Azgın bir iştihayla hedefe konan “daha fazla gücü” sağlayacak hiçbir şeyden çekinilmedi. AB’ye üyelik hedefinin gerekleri ile “daha fazla güç” ideali doğal olarak çeliştiğinde AB reform sürecinden anında vazgeçildi. Demokrasilerin ve liberal piyasa ekonomilerinin bir savunma örgütü olarak kurulan ve kuruluşundan itibaren Türkiye’nin üye olduğu NATO’nun sistemi, değerleri ve ilkeleriyle çelişen arayışlara girilmekten de geri durulmadı. Bir dönem hezeyan o kadar ileri boyutlara vardı ki NATO’dan ayrılma tehditleri dahi havalarda uçuştu. Çin’den füze savunma sistemleri alma blöfüne bile tenezzül edildi. İş daha da ileri götürüldü ve Şangay İşbirliği Örgütü’ne üyelik için Rusya lideri Vladimir Putin’e yalvarmalara kadar vardırıldı. 
Erdoğan-Davutoğlu ikilisi için AB ve NATO artık iç siyasette enine boyuna istismar edebilecekleri bir siyaset objesine dönüşmüştü. Kendilerini aşırı güç ilüzyonuna kaptıran ikili tabanlarını coşturacak temelsiz böbürlenmelerle AB ve NATO’yu sürekli tahkir eder, aşağılar hale gelmişlerdi. Öte yandan, temel insani hassasiyetlerin yanı sıra uluslararası hukuk, normlar ve teamüller hiçe sayılarak Ortadoğu’daki radikal terör örgütleriyle netameli ilişkilere ve tehlikeli maceralera girildi.
İzlenen tutarsız politikalara rağmen gerçekleri çarpıtmaya dayalı aşırı özgüvenli hamasetle ve iktidara iliştirilmiş güçlü olduğu kadar ilkesiz medya üzerinden yürütülen başarılı algı yönetimiyle aldatılan kitlelerin Türkiye’yi dünya siyasetinin merkezi, Erdoğan-Davutoğlu ikilisini ise bu ülkeyi yeniden Osmanlı’nın şaşaalı dönemlerindeki gücüne döndürecek kahramanlar sanmaları kaçınılmazdı. Öyle de oldu. Zaten süreç içerisinde ordunun rolü sınırlamış, sivil toplum sivil olmaktan çıkarılıp iktidara bağlı hale getirilmiş, medya üzerinde tam bir hakimiyet kurulmuş, bağımsız ve tarafsız yargı tamamen yok edilmiş, hiçbir ahlak kuralı ve ilke tanımayan algı yönetiminde tarihte eşine az rastlanır bir performansa erişilmiş ve tüm muhalif kesimler susturulmuştu.

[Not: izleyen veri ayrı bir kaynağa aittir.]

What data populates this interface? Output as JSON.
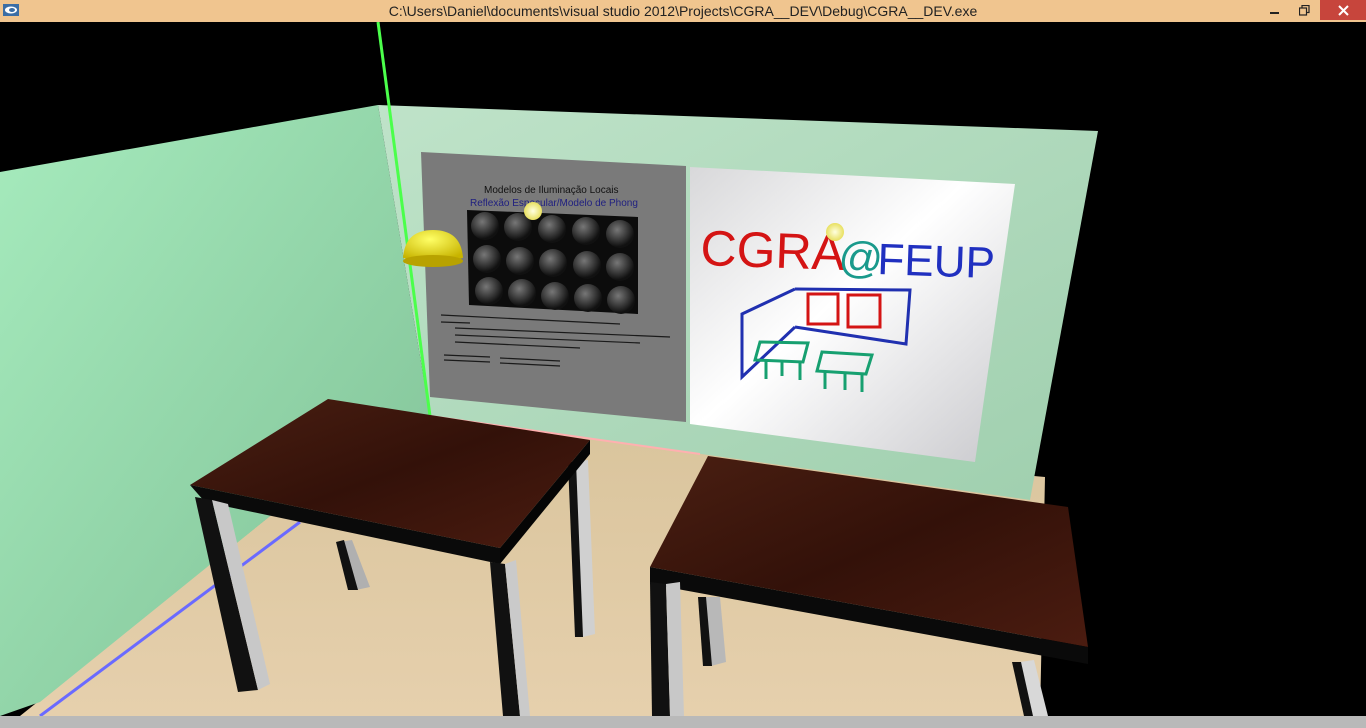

Halk desteğinin zirvede olduğu, eleştirinin ve denetimin sıfırlandığı bir ortamda yüz yılların tecrübelerine dayalı kurumsal akla, gücünü çoğulculuğundan alan entelektüel birikime veya ülkenin yaşayan ortak aklına da artık ihtiyaçları kalmamıştı. Dış politikada olduğu kadar iç politikada da akıldan ziyade keyiflerine ve ihtiraslarına göre yol almaya başladılar. Bu şekilde yol aldıkça hem kendilerini, hem de ülkeyi batırdılar. Batırdıkça telaşa kapıldılar. Bu telaşla doğru ile yanlışı ayrıt etmeye yarayacak tüm değer ölçülerini ve ölçütlerini tarumar ettiler. Mesela yargıya şöyle bir bakanlar, artık ince eleyip sık dokuyarak kimin haklı kimin haksız, kimin suçlu kimin suçsuz olduğunu ayırt edecek hassas tartan bir adalet terazisi yerine sırf muhalif görüldükleri için hedefe konulanların başını ezen bir balyoz görür oldu. Millete hizmet etmesi gereken polisin nasıl partizan milislere dönüştürüldüğüne ise herkes şahitlik etti. 

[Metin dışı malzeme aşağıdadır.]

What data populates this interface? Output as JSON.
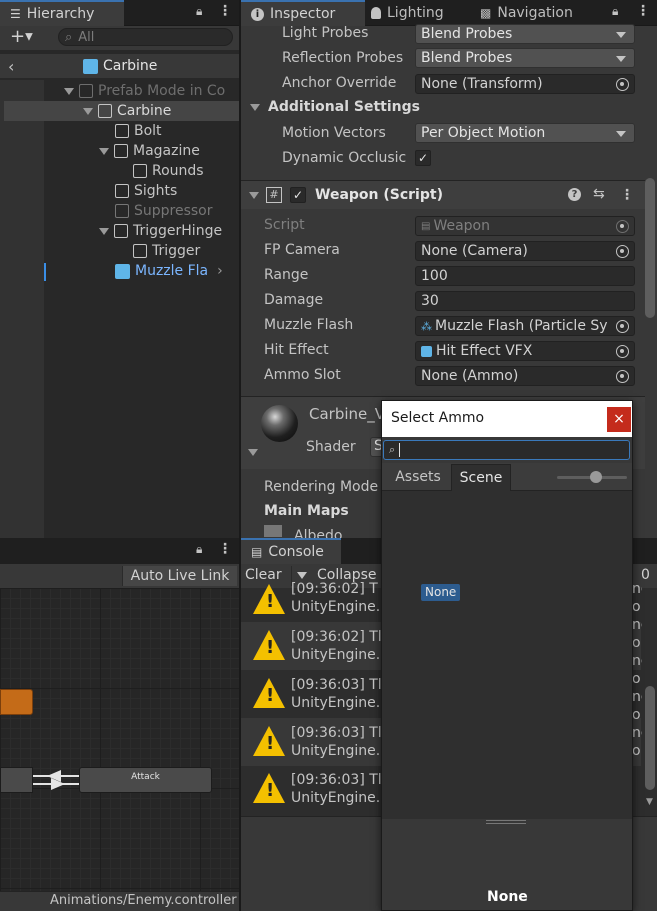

Demokratik ilkeler ve adalet çerçevesinde hemen çözmek yerine asırlık Kürt sorunu terör örgütü PKK’ya indirgendi. Daha fazla güce erişmek için taraf haline getirilerek meşrulaştırılan PKK ile içeriği kamuoyundan saklanan kirli pazarlıklara girişildi. Kirli pazarlıkların tıkandığı noktada ise yeniden bütün ülkeyi içine çekebilecek kirli ve kanlı bir  savaşa start verildi. Ve istendi ki, dün yanlış amaçlarla yola çıkılan ve kirli pazarlıklara dayalı yanlış yöntemlerle sürdürülen “Çözüm Süreci” gibi bu kirli savaşa da herkes destek olsun. En makul eleştirileri, en insani kaygıları olanlar bile hemen iktidarın hizasına gelsin, sussun, sinsin, yılsın.
Ve böylece, maalesef, Türkiye bir kere vardığında hiçbir ülkenin varlığını devam ettiremeyeceği o berbat noktaya varmış oldu. Bir toplumu millet ve medeni dünyanın bir parçası yapan tüm milli, manevi, demokratik ve hukuki değerlerin içi boşaltıldı, değersizleştirildi. Ülke izanını kaybettikçe insanların referans alabileceği hakiki mizanlardan de eser kalmadı. Bugün üzerine samimiyetsiz hamasetin ve siyaseten istismarın bolca yapıldığı yaşam hakkından, gerçek demokrasiden, hak ve özgürlüklerden, denetimden, şeffaflıktan ve adaletten samimi olarak bahsetmek bile ihanetle eş tutulur hale geldi.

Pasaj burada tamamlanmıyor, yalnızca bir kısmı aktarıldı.